I'm not craving so much, nothing intolerable certainly, I just can't seem to function. Another thing is that I am getting depressed.
I read through the facts on the parent site. What to expect from day x through y. I feel a bit better now after reading that, so now I'm in a wait and see. Not that I have anything else to do, he he.
I'm a bit out of order and scattered, so bear with me.
I'm 37. Started smoking Marlboro reds at age 13. Basically chain smoked until 1993 (age 22) when I started to dip Kodiak. So I dipped for like 14 or 15 years.
My hope (I think it's appropriately placed) is that I haven't caused too much permanent damage to my body.
Nice to meet you folks.
-Jon
welcome to the site jon! you're in the midst of what we refer to as "the fog". the good news is that it DOES end! glad to have you here!
THE FOGyou're a couple of days/weeks in... you're feeling good about your decision to quit... but some thing's just not quite right... you feel "dizzy". maybe not quite dizzy, but like you've had a beer or two. you're "off". you don't feel quite right. you can't concentrate. reading is difficult and typing is damn near impossible.
welcome to the fog ladies and gentlemen. i can tell you that it will pass. i can't tell you when. i can't tell you how foggy it will be... but i can tell you that you'll get out of it.
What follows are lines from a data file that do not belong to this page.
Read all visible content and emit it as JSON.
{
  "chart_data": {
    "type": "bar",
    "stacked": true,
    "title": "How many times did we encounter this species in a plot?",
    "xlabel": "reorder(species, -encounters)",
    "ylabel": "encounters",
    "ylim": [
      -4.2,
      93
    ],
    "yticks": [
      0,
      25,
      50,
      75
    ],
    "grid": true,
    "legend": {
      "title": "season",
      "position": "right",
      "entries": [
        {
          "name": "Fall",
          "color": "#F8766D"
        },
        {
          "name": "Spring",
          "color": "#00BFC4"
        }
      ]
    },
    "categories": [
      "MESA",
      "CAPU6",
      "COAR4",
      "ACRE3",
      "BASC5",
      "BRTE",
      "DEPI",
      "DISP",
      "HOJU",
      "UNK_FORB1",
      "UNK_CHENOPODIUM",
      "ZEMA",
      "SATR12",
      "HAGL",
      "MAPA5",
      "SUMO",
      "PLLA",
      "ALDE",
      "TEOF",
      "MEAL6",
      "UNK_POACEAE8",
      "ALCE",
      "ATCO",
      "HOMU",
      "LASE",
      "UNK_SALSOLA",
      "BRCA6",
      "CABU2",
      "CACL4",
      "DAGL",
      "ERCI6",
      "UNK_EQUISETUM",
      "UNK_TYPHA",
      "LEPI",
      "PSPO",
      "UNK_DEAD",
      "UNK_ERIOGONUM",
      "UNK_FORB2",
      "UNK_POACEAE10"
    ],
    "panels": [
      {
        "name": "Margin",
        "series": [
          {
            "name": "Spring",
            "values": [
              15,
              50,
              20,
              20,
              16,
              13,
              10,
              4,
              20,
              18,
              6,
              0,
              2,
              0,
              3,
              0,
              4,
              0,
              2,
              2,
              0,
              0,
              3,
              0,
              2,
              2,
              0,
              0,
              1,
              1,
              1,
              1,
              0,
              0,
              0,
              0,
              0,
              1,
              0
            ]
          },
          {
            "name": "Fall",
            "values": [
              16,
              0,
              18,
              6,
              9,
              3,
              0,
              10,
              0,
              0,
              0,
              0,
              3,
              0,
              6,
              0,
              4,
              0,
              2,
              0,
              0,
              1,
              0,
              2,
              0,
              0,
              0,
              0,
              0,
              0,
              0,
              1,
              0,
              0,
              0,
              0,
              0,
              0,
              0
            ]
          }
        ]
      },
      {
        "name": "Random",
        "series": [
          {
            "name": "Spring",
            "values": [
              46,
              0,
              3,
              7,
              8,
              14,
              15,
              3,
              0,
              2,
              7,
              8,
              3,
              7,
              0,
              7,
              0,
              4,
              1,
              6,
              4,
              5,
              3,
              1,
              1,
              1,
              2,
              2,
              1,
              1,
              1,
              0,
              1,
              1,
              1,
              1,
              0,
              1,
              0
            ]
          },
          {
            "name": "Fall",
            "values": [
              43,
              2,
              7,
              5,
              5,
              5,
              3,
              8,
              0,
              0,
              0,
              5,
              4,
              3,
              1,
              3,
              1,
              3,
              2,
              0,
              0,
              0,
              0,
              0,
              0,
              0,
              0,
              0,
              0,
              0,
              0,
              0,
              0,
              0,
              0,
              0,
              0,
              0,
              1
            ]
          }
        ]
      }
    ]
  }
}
i quit on july 24th, 2006. my birthday was august 2nd. i literally don't remember what i did that day i was so foggy. i was playing ping pong with a co-worker that week and almost fell over... i was having trouble tracking the ball. i couldn't concentrate on work. i couldn't think about family. i was focused on my quit and how bad life SUCKED without my friend the kodiak bear.
and then something happened ~~ the fog lifted. i saw the light. i didn't need dip anymore. sure there were bad days, but i wasn't feeling like crap anymore.
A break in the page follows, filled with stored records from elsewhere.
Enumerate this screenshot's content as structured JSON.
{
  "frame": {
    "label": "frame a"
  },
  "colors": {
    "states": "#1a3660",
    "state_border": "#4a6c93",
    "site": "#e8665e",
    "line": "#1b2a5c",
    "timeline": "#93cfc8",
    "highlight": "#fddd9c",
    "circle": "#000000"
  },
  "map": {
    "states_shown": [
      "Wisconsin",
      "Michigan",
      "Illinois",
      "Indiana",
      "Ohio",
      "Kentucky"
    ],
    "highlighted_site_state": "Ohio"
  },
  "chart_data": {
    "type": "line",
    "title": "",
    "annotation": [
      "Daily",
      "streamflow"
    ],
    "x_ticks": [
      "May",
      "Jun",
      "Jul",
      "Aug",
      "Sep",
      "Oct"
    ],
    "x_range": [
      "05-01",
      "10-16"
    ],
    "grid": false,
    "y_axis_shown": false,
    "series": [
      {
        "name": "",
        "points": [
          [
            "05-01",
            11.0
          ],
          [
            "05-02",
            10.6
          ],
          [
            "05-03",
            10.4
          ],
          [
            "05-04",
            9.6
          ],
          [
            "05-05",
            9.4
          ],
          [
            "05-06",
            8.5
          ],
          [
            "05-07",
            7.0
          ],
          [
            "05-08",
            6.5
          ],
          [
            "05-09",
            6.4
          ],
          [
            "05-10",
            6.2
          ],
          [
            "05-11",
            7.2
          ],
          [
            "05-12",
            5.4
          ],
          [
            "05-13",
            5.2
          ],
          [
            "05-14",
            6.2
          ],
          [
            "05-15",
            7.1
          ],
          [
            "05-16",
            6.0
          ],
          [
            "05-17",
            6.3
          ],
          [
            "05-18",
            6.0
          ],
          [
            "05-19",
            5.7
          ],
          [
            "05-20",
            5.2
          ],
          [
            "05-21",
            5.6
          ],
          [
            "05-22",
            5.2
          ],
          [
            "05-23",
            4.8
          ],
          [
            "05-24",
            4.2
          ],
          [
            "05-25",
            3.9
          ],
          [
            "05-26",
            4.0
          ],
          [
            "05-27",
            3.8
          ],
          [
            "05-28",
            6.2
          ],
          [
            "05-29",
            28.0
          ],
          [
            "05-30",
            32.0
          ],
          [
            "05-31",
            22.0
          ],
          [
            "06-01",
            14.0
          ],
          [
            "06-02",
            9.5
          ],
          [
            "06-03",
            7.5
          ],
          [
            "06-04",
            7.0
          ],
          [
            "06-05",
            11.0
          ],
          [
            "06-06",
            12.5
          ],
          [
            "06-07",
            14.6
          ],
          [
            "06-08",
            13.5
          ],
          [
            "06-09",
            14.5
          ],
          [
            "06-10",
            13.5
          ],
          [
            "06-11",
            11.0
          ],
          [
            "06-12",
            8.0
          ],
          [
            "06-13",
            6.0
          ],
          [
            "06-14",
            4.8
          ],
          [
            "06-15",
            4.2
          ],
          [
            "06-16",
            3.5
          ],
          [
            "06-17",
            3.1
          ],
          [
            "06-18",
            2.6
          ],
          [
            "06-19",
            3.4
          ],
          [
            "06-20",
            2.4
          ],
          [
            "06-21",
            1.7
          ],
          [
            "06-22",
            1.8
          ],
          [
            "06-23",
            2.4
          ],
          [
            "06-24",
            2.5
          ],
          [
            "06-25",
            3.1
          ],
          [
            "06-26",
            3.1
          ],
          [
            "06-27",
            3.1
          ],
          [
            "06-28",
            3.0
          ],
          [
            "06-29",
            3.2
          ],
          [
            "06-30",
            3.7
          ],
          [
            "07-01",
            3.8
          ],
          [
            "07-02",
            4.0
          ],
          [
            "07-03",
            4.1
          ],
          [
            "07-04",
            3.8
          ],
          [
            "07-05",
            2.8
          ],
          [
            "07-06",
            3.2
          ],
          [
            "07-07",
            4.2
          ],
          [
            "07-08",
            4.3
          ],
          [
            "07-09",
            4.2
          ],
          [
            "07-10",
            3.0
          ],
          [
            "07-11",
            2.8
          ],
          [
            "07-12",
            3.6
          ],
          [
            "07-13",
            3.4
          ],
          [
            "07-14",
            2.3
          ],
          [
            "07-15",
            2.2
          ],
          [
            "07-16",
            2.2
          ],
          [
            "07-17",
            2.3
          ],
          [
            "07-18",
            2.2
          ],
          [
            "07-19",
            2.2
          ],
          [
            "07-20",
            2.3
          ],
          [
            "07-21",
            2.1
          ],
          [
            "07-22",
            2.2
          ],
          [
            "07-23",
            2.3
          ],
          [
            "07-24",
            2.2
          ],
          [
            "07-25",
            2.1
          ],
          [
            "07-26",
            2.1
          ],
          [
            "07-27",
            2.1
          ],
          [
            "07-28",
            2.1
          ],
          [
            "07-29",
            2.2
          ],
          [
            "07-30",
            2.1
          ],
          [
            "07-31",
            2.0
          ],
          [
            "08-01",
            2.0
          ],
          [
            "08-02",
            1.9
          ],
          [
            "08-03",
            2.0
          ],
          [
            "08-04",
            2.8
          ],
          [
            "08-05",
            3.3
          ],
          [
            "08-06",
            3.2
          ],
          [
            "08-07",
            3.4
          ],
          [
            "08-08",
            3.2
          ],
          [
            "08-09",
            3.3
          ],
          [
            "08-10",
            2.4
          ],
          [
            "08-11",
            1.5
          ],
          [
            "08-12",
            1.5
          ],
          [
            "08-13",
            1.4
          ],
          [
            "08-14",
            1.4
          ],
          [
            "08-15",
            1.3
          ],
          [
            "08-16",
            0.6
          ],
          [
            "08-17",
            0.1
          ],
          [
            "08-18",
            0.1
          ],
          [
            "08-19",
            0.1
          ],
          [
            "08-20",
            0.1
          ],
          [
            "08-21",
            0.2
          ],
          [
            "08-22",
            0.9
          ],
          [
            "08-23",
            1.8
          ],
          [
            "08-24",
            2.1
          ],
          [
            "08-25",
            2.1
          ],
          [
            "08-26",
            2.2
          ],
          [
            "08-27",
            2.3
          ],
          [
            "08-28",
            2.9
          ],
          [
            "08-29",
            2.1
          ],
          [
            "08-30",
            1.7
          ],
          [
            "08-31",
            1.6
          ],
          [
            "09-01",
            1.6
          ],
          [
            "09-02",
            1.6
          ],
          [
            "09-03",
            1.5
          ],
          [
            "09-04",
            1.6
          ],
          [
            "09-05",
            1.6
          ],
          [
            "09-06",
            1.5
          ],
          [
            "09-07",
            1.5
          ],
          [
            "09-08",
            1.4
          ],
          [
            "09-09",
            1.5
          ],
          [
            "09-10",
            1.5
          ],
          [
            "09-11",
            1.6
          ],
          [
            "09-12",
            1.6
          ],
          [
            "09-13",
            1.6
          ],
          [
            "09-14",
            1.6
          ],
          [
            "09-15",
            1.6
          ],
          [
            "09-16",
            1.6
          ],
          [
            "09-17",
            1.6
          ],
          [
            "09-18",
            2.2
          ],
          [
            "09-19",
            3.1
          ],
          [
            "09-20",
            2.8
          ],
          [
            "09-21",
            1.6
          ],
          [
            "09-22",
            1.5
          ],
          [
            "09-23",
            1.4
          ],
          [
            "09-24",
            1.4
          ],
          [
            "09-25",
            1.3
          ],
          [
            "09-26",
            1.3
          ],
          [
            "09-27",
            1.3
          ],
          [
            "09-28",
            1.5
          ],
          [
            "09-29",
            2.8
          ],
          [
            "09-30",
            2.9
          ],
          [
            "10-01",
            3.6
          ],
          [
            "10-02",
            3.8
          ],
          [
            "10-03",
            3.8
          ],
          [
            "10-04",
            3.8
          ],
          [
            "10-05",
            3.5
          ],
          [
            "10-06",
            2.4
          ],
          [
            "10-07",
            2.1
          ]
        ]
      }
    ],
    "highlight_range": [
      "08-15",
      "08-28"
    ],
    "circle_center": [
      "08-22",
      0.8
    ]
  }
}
you too will see the light -- you too will get out of the fog.
i promise you!!! i know it's difficult to believe at this point in your quit, but trust me/us -- we know what we're talking about.
realize this... you NEVER have to go through the fog again once you get through it -- unless you cave.
you never have to feel this crappy again -- unless you cave.
you've taken the first step, you're quit and you're on the site. now take the next step and walk through the fog. you'll have a new outlook, a bunch of great friends and a dipfree life!